A chief fire officer has called for an investigation into why three long-serving firefighters were prosecuted following the deaths of four of their colleagues in a warehouse blaze.
Graeme Smith, the head of Warwickshire Fire and Rescue Service, claimed Adrian Ashley, Paul Simmons and Timothy Woodward had been "treated like common criminals" in the wake of the tragedy at Atherstone-on-Stour in 2007.
Jurors at Stafford Crown Court cleared Mr Ashley, 45, and 51-year-old Mr Woodward of gross negligence manslaughter after hearing six weeks of evidence about the deaths of Ashley Stephens, Darren Yates-Badley, John Averis and Ian Reid.
A third defendant, 50-year-old watch manager Paul Simmons, was acquitted of manslaughter on the directions of the judge part-way through the trial.
Critics of the prosecution claim it placed too much reliance on the views of one expert witness, who compared the defendants to First World War generals sending lower ranks into a high-risk area.
It also emerged during the court proceedings that watch manager Ashley, station manager Woodward, and Mr Simmons were held in police cells overnight during questioning and had their belts and shoelaces seized.
Speaking after the verdicts, chief fire officer Smith said: "It is crystal clear that these cases should never have been brought to court.
"The police investigation into this fire took a wrong turn early on. The police treated decent fire officers like common criminals and the arsonist who started this fire has got away with it.

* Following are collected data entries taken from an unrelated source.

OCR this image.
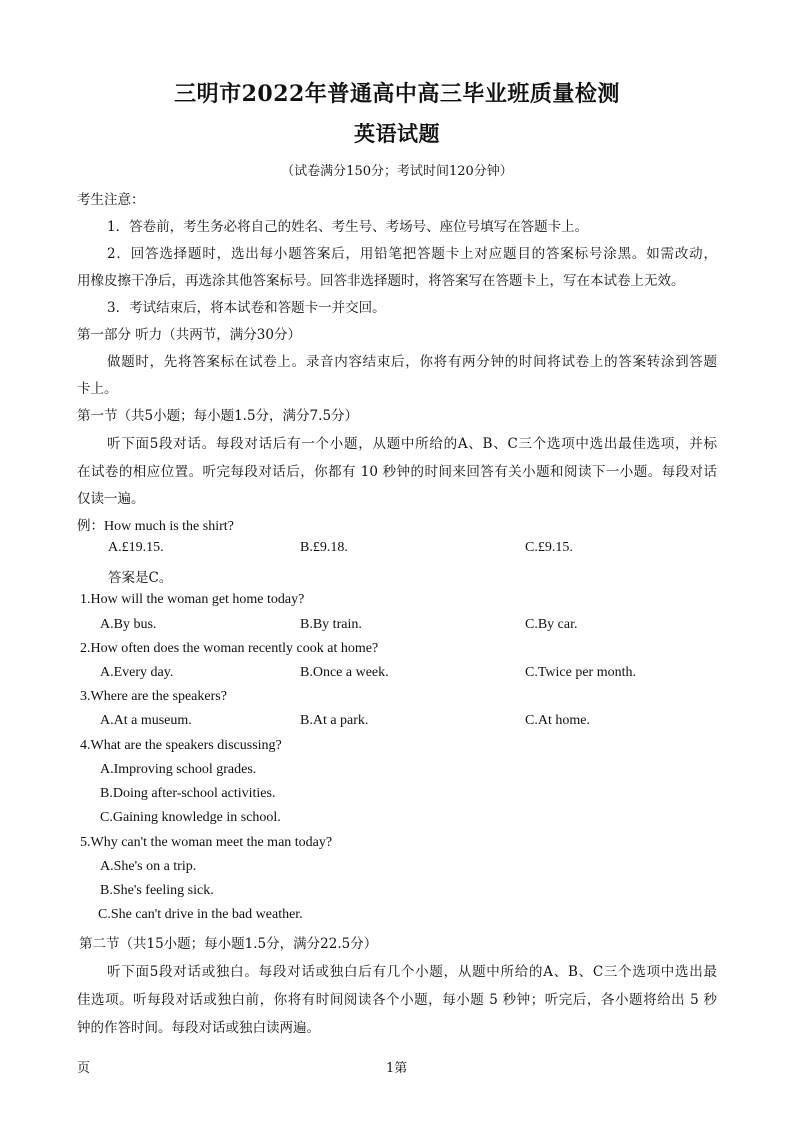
三明市2022年普通高中高三毕业班质量检测
英语试题
（试卷满分150分；考试时间120分钟）
考生注意：
1．答卷前，考生务必将自己的姓名、考生号、考场号、座位号填写在答题卡上。
2．回答选择题时，选出每小题答案后，用铅笔把答题卡上对应题目的答案标号涂黑。如需改动，
用橡皮擦干净后，再选涂其他答案标号。回答非选择题时，将答案写在答题卡上，写在本试卷上无效。
3．考试结束后，将本试卷和答题卡一并交回。
第一部分 听力（共两节，满分30分）
做题时，先将答案标在试卷上。录音内容结束后，你将有两分钟的时间将试卷上的答案转涂到答题
卡上。
第一节（共5小题；每小题1.5分，满分7.5分）
听下面5段对话。每段对话后有一个小题，从题中所给的A、B、C三个选项中选出最佳选项，并标
在试卷的相应位置。听完每段对话后，你都有 10 秒钟的时间来回答有关小题和阅读下一小题。每段对话
仅读一遍。
例：How much is the shirt?
A.£19.15.	B.£9.18.	C.£9.15.
答案是C。
1.How will the woman get home today?
A.By bus.	B.By train.	C.By car.
2.How often does the woman recently cook at home?
A.Every day.	B.Once a week.	C.Twice per month.
3.Where are the speakers?
A.At a museum.	B.At a park.	C.At home.
4.What are the speakers discussing?
A.Improving school grades.
B.Doing after-school activities.
C.Gaining knowledge in school.
5.Why can't the woman meet the man today?
A.She's on a trip.
B.She's feeling sick.
C.She can't drive in the bad weather.
第二节（共15小题；每小题1.5分，满分22.5分）
听下面5段对话或独白。每段对话或独白后有几个小题，从题中所给的A、B、C三个选项中选出最
佳选项。听每段对话或独白前，你将有时间阅读各个小题，每小题 5 秒钟；听完后，各小题将给出 5 秒
钟的作答时间。每段对话或独白读两遍。
页	1第
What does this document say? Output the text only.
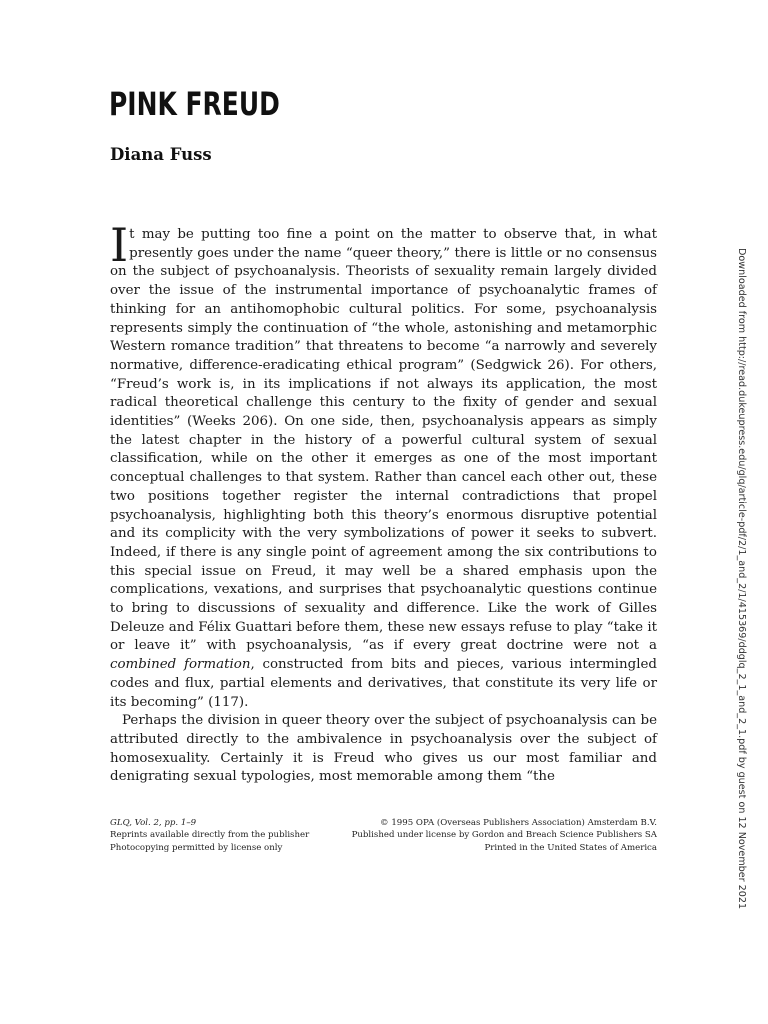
PINK FREUD
Diana Fuss

It may be putting too fine a point on the matter to observe that, in what presently goes under the name “queer theory,” there is little or no consensus on the subject of psychoanalysis. Theorists of sexuality remain largely divided over the issue of the instrumental importance of psychoanalytic frames of thinking for an antihomophobic cultural politics. For some, psychoanalysis represents simply the continuation of “the whole, astonishing and metamorphic Western romance tradition” that threatens to become “a narrowly and severely normative, difference-eradicating ethical program” (Sedgwick 26). For others, “Freud’s work is, in its implications if not always its application, the most radical theoretical challenge this century to the fixity of gender and sexual identities” (Weeks 206). On one side, then, psychoanalysis appears as simply the latest chapter in the history of a powerful cultural system of sexual classification, while on the other it emerges as one of the most important conceptual challenges to that system. Rather than cancel each other out, these two positions together register the internal contradictions that propel psychoanalysis, highlighting both this theory’s enormous disruptive potential and its complicity with the very symbolizations of power it seeks to subvert. Indeed, if there is any single point of agreement among the six contributions to this special issue on Freud, it may well be a shared emphasis upon the complications, vexations, and surprises that psychoanalytic questions continue to bring to discussions of sexuality and difference. Like the work of Gilles Deleuze and Félix Guattari before them, these new essays refuse to play “take it or leave it” with psychoanalysis, “as if every great doctrine were not a combined formation, constructed from bits and pieces, various intermingled codes and flux, partial elements and derivatives, that constitute its very life or its becoming” (117).

Perhaps the division in queer theory over the subject of psychoanalysis can be attributed directly to the ambivalence in psychoanalysis over the subject of homosexuality. Certainly it is Freud who gives us our most familiar and denigrating sexual typologies, most memorable among them “the

GLQ, Vol. 2, pp. 1–9
Reprints available directly from the publisher
Photocopying permitted by license only
© 1995 OPA (Overseas Publishers Association) Amsterdam B.V.
Published under license by Gordon and Breach Science Publishers SA
Printed in the United States of America	Downloaded from http://read.dukeupress.edu/glq/article-pdf/2/1_and_2/1/415369/ddglq_2_1_and_2_1.pdf by guest on 12 November 2021
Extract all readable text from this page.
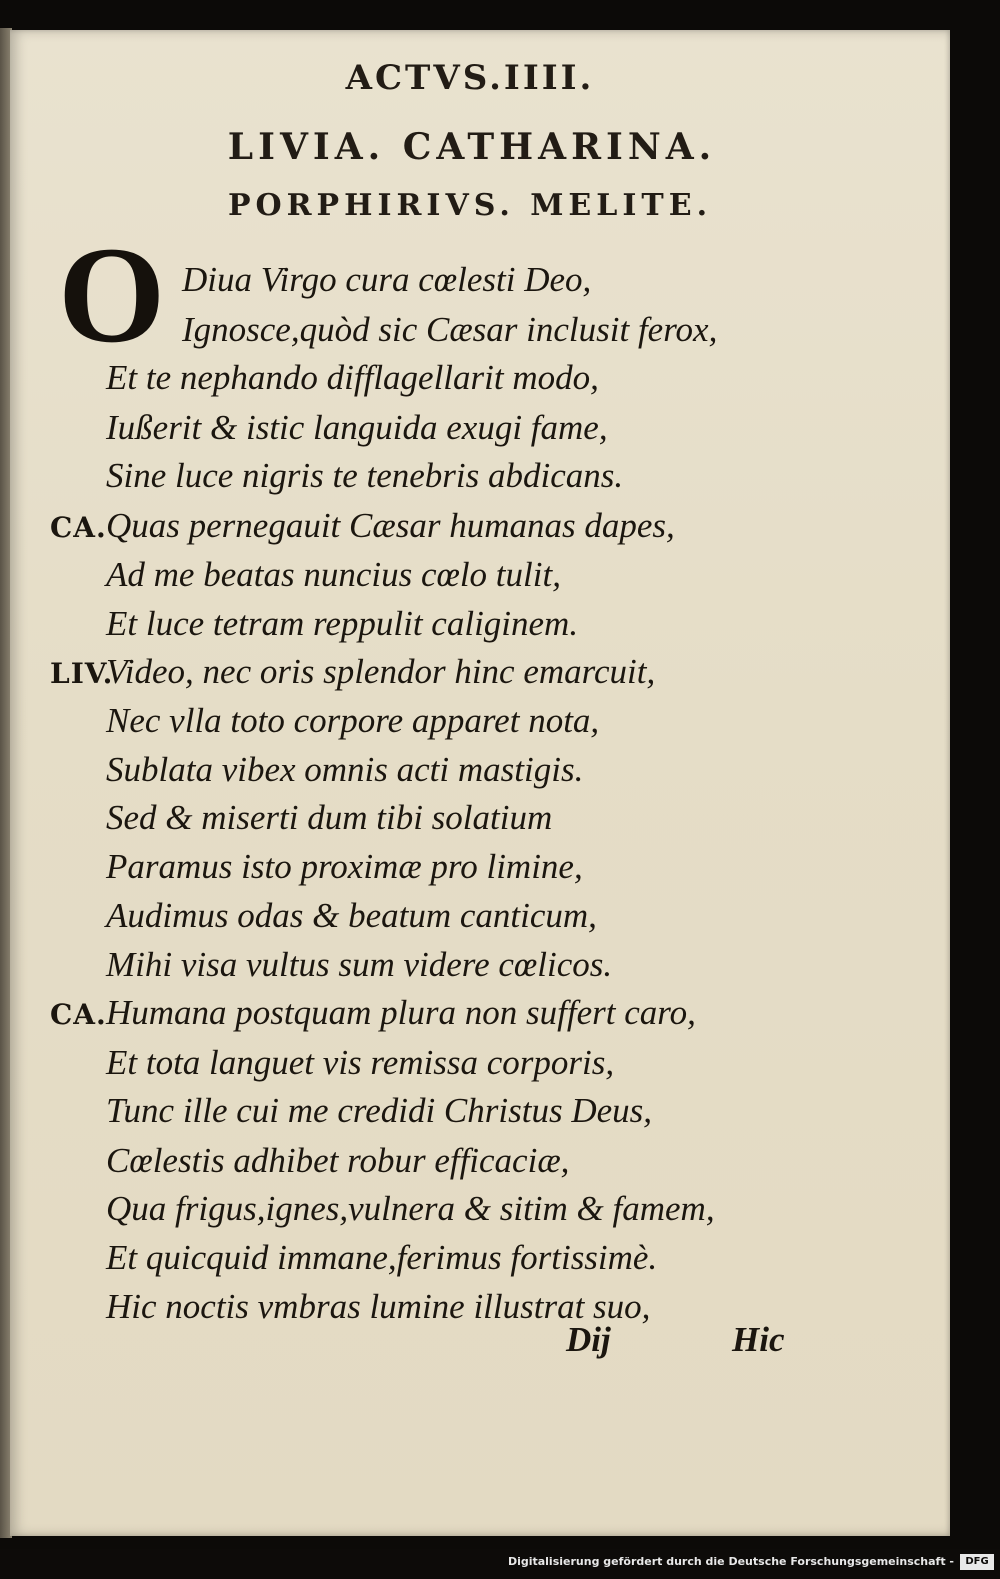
ACTVS.IIII.
LIVIA. CATHARINA.
PORPHIRIVS. MELITE.
O Diua Virgo cura cœlesti Deo,
Ignosce,quòd sic Cæsar inclusit ferox,
Et te nephando difflagellarit modo,
Iußerit & istic languida exugi fame,
Sine luce nigris te tenebris abdicans.
CA. Quas pernegauit Cæsar humanas dapes,
Ad me beatas nuncius cœlo tulit,
Et luce tetram reppulit caliginem.
LIV.
Video, nec oris splendor hinc emarcuit,
Nec vlla toto corpore apparet nota,
Sublata vibex omnis acti mastigis.
Sed & miserti dum tibi solatium
Paramus isto proximæ pro limine,
Audimus odas & beatum canticum,
Mihi visa vultus sum videre cœlicos.
CA. Humana postquam plura non suffert caro,
Et tota languet vis remissa corporis,
Tunc ille cui me credidi Christus Deus,
Cœlestis adhibet robur efficaciæ,
Qua frigus,ignes,vulnera & sitim & famem,
Et quicquid immane,ferimus fortissimè.
Hic noctis vmbras lumine illustrat suo,
Dij	Hic
Digitalisierung gefördert durch die Deutsche Forschungsgemeinschaft -	DFG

"It has taken almost five years and five million pounds of public money to construct a case against these three men and when it was presented in court it simply fell apart.
"The Warwickshire Fire and Rescue Service and the Chief Fire Officers Association will now be writing to the Home Secretary and the Justice Secretary to seek a formal investigation into how and why these legal proceedings were allowed to go forward."